November Harlequin Presents 2(208)



‘Did you tell your mum?’

‘How?’ Lily asked, tears starting again, hysteria creeping into her voice. ‘I raced round to Mark. I wanted him to tell me what to do…’

‘And you found out that the whole world had gone mad,’ Hunter offered. In spite of herself Lily gave a watery grin at his description. When she’d found Mark with Janey it had felt exactly as if her world had gone mad. ‘I just couldn’t tell Mum—I’d have taken away her whole life if I’d told her, taken away all her memories. How could I tell her it was all just a sham, that the man she loved, adored right till the very end, had been cheating on her?’

‘You couldn’t,’ Hunter said very firmly, very clearly, and it helped, helped that he concurred, that that awful, painful decision she’d made had surely been the right one. ‘You could never have told her that.’

‘I wish I’d never found them,’ she whispered. ‘I wish I’d never given my career up for a man who was nothing more than a cheat, I wish I’d never found out the truth.’

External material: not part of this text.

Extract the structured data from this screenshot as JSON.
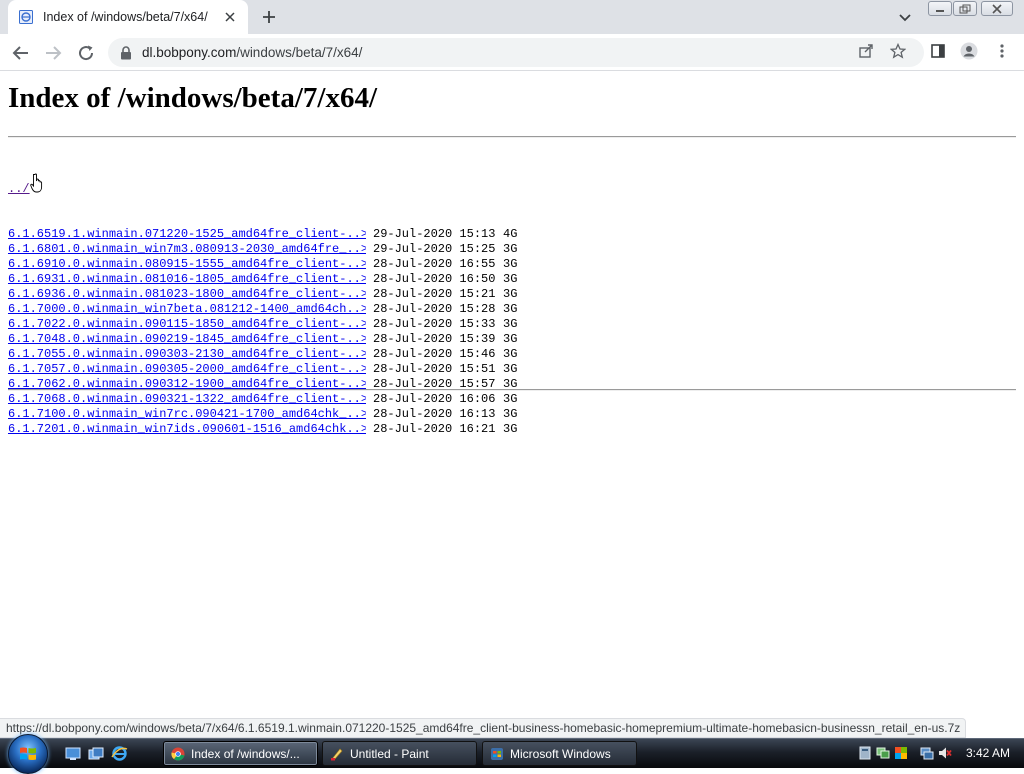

‘But you don’t know the truth, Lily.’ His words confused her and she frowned up at him. ‘You think you found it in those letters, but that’s only a fraction of it. He was still a great father and, despite what you found, he was still a great husband.’

‘He was a cheat!’

‘He was human, Lily. It’s not your secret to keep or reveal.’

‘I don’t understand.’

‘You probably never will,’ Hunter said softly. ‘So let it go.’

‘It’s not that easy…’ She was quarrelling more with herself than with him because she wanted it to be the case, wanted to be able to put the truth she’d discovered aside, but she just couldn’t.

‘Let him be your dad again, Lily.’ He took the biggest problem in her life to date and shrank it as if by magic, folded up the impossible, complicated map she’d been trying and failing to follow and tossed it aside, offering her a far easier path to follow. ‘Don’t try to work it all out.’

‘Is that what you do?’ She blinked at him. ‘Just refuse to go there?’

‘Where?’

‘Inside yourself.’

‘There’s nothing lurking there. I deal with things as they happen—and then I move on.’

‘No.’ Boldly she confronted him. She’d given so much of herself it was as if she wanted a piece of him in return—a piece of his soul that she could keep for ever—no matter what the future held for them. ‘Hunter, maybe you didn’t have the greatest relationship with them, but they were your parents and with all that’s happened to your sister…’

‘Lily.’ He shook his head, smiled at her almost with pity that she couldn’t quite get it. ‘It happened—and beating myself up over it isn’t going to change a single thing.’

‘What happened?’ Boldly she stared at him, pushed for details because she needed them. ‘Hunter, it’s just so recent. What happened was so awful—surely there must be some unresolved—’

‘Oh, please!’ Hunter just rolled his eyes. ‘Don’t start with your psychobabble.’

‘I know about your parents, what happened to Emma—were you involved?’

‘Nope.’ He gave a thin smile. ‘So no unresolved guilt there. Yes, it was bloody, yes, it was awful, the police coming to the door isn’t a particularly pleasant memory, that I’m prepared to admit. However, beating myself on the chest isn’t going to change things—going over and over the hows and whys isn’t going to turn back the clock.’

‘I guess…but…’

‘Leave it,’ he snapped, then regretted his harshness; there was something in her voice that twisted his stomach, something he hadn’t heard when he’d been sitting on the couch at New Beginnings. Far, far more than professional interest, those knowing curious eyes blazing with concern. And for Hunter, instead of reassuring him, it actually terrified him—not that she couldn’t possibly understand.

More the fact that she just might.

That in revealing his pain, he might also reveal his fears.

For her.

It was more than a beat of hesitation, wrenching indecision hanging in the air as patiently she waited—offered without words this step towards intimacy.

Offered herself to the lions, Hunter thought with sickening realisation—a future like his past, like his mother’s past.

‘No buts!’ he said more softly, smiled that devilish smile and promptly diverted the conversation, dragged her closer physically as he pushed her away emotionally. ‘We’ve got more important things to attend to now.’